Then you have nothing to complain about, because that is what you chose - your credit rating over being away from him. *shrug*

When it gets bad enough, you'll find a way.


----------



## Fallen Leaf (May 27, 2013)

I don't know how you can stay and complain. I agree with turnera. If it's really that bad, you'd be gone already. You can build your credit again if it even gets to that point. But, you don't have to live in the house to keep your good credit. Just have all the bills sent to your new place.


----------



## roxanne4238 (Mar 20, 2013)

Note the lawyer said he could also get me for abandonment.


----------



## turnera (Jan 22, 2010)

You left kids behind?

That's the only kind of abandonment that matters.


----------



## SlowlyGettingWiser (Apr 7, 2012)

If you can't force the sale of the house until AFTER the divorce is finalized, how far along is the divorce? How much longer until it is finalized (per your divorce attorney)?
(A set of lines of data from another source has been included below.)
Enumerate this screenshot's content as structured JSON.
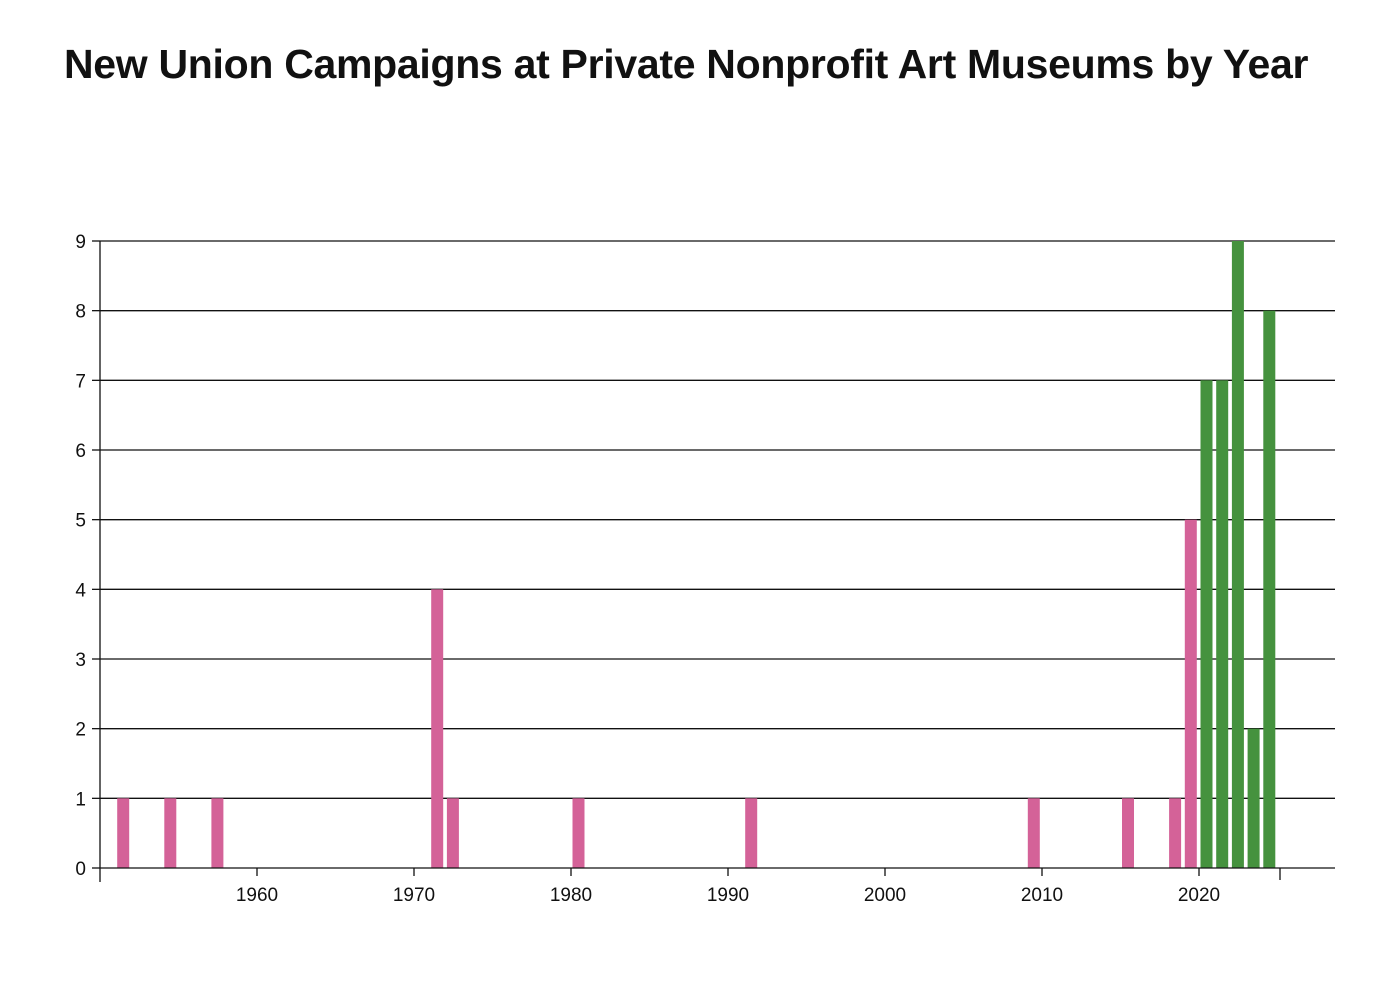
{
  "chart_data": {
    "type": "bar",
    "title": "New Union Campaigns at Private Nonprofit Art Museums by Year",
    "xlabel": "",
    "ylabel": "",
    "xlim": [
      1950,
      2026
    ],
    "ylim": [
      0,
      9
    ],
    "y_ticks": [
      "0",
      "1",
      "2",
      "3",
      "4",
      "5",
      "6",
      "7",
      "8",
      "9"
    ],
    "x_ticks": [
      "1960",
      "1970",
      "1980",
      "1990",
      "2000",
      "2010",
      "2020"
    ],
    "grid": "horizontal",
    "colors": {
      "earlier": "#d46298",
      "recent": "#45923e",
      "axis": "#111111"
    },
    "bars": [
      {
        "year": 1951,
        "value": 1,
        "group": "earlier"
      },
      {
        "year": 1954,
        "value": 1,
        "group": "earlier"
      },
      {
        "year": 1957,
        "value": 1,
        "group": "earlier"
      },
      {
        "year": 1971,
        "value": 4,
        "group": "earlier"
      },
      {
        "year": 1972,
        "value": 1,
        "group": "earlier"
      },
      {
        "year": 1980,
        "value": 1,
        "group": "earlier"
      },
      {
        "year": 1991,
        "value": 1,
        "group": "earlier"
      },
      {
        "year": 2009,
        "value": 1,
        "group": "earlier"
      },
      {
        "year": 2015,
        "value": 1,
        "group": "earlier"
      },
      {
        "year": 2018,
        "value": 1,
        "group": "earlier"
      },
      {
        "year": 2019,
        "value": 5,
        "group": "earlier"
      },
      {
        "year": 2020,
        "value": 7,
        "group": "recent"
      },
      {
        "year": 2021,
        "value": 7,
        "group": "recent"
      },
      {
        "year": 2022,
        "value": 9,
        "group": "recent"
      },
      {
        "year": 2023,
        "value": 2,
        "group": "recent"
      },
      {
        "year": 2024,
        "value": 8,
        "group": "recent"
      }
    ]
  }
}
Still think you should demand YOUR 50% of the profit. I wouldn't pay it to ex-husband; if you don't want/need it, donate it to charity! He's being a big, whiny baby and wasting HOW MUCH of your life dragging this crap out? And *why*? So HE doesn't have to deal with his depression, and his real life, and the reality of having to be alone and pay everything on his own and be a grown-up!

Boo-frickin-hoo.

You can get out and rebuild your Credit Rating, or 
you can stay and rebuild your self-esteem and emotional equilibrium.

You can't do both!


----------



## roxanne4238 (Mar 20, 2013)

I am well aware this, thank-you. Now for an update: I had him served last Friday(the lawyer drew up 2 agreements and wouldn't sign either) right when he was being picked up at our home to the airport, lawyer figured it would be good timing so we wouldn't have to see each other for a week(I was not present) and haven't heard a peep since(coming home any day now). I am dreading it. I don't think he will get a lawyer and the divorce can go through by default in 30 days if he doesn't respond but with no agreement. He is verbally and emotionally abusive which is why I probably stayed this long because I was too scared to leave previous years that is. We'll see what happens next. Also abandonment can already be stated since we haven't had sex in over a year according to NYS


----------



## turnera (Jan 22, 2010)

Good for you. Five years from now, when you're free and clear and no longer care about what he does, you'll be surprised you waited so long.


----------